Ashraf Ghani (Chairman, Institute of State Effectiveness): A simulation can give us a learning environment about working together and being able to create the instruments that could marshal various aspects of US national power and translate it into the doctrine of smart power.

President Barack Obama: I am absolutely convinced that you cannot solve the problem of Afghanistan, the Taliban, the spread of extremism solely through military means. We’re going to have to use diplomacy; we’re going to have to use development.

Patrick Cronin (Director, Institute of National Strategic Studies): The three D’s, that’s short hand for a whole of government approach that combines defense, the security element, it involves diplomacy, that’s your foreign policy, and development, that’s your economic program. If you don’t have a whole government approach toward stabilizing a war torn country then its going to be very hard to succeed in the long term.

“Afghanistan has been known over the years as the graveyard of empires. We cannot take that history lightly.” —General David Petraeus

Clare Lockhart (Executive Director, Institute of State Effectiveness): In a space of two days we’re trying to cram a policy debate that would have happened over a year, or two years, in normal circumstances, or in ideal circumstances, but actually such is the enormity of the challenge of the moment is that senior policies are going to have to make.

Mike Waltz: We’re working on a time line that the insurgents and the Taliban and their allies are trying to drive and accelerate, wear the west down, and wear the Afghan government down and essentially out last us.

Vikram Singh, Senior Fellow (Center for New American Security): Afghanistan is probably at its tipping point today. It’s likely that by the end of the year we may have lost the battle for Afghanistan. We certainly won’t have won it, but we may have lost it.

“It’s going to be a long, difficult struggle. In my view, its going to be much tougher than Iraq.” —Richard Holbrooke, U.S. Special Envoy to Pakistan and Afghanistan

J Alexander Thier (Senior Rule of Law Adviser, United States Institutes for Peace): We haven’t had the diplomacy on the ground in order to be able to tackle the challenges, particularly the challenges between Afghanistan and its neighbors.

Karin von Hippel (Co-Director, CSIS Post-Conflict Reconstruction Project): Simulations are really important because on the civilian side we do not plan enough in advance. We don’t test different scenarios out as much as we should. So we really need to improve our ability to anticipate, plan for, and really manage these types of operations and we’re so far from where we should be.

Eythan Sontag (Foreign Affairs Officer, Office of the Coordinator for Reconstruction and Stabilization): Perhaps now with a new administration we’ll be able to reprioritize the civilian efforts to focus on things like governance, rule of law, and economic and social development.
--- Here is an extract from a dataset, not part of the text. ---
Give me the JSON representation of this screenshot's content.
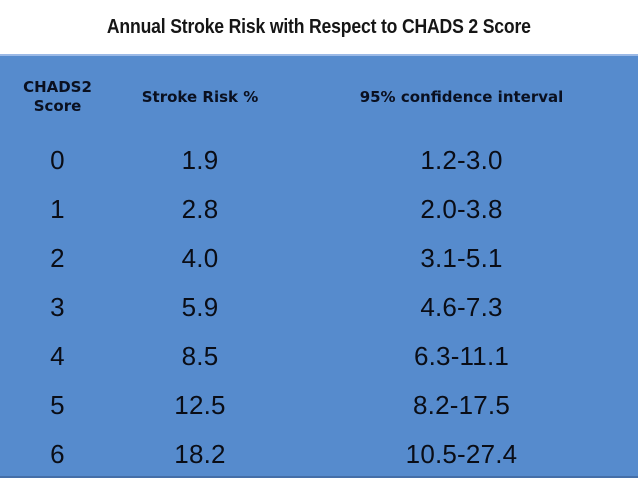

Clare Lockhart (Executive Director, Institute of State Effectiveness): Most Afghans just want ordinary lives and we need to find as many mechanisms to make sure that we deliver on that. They want good governance, law, order, justice and we haven’t yet put enough focus on how to make those institutions work.

Dr. Reuben Brigety (Director, Sustainable Security Program Center for American Progress): The purpose of this simulation is to help us to understand what fundamental improvements we might get if were able to do things differently in Afghanistan. And I think we’ve been able to do that with a fantastic group of experts that will help us to see things much more clearly to change our policies in Afghanistan.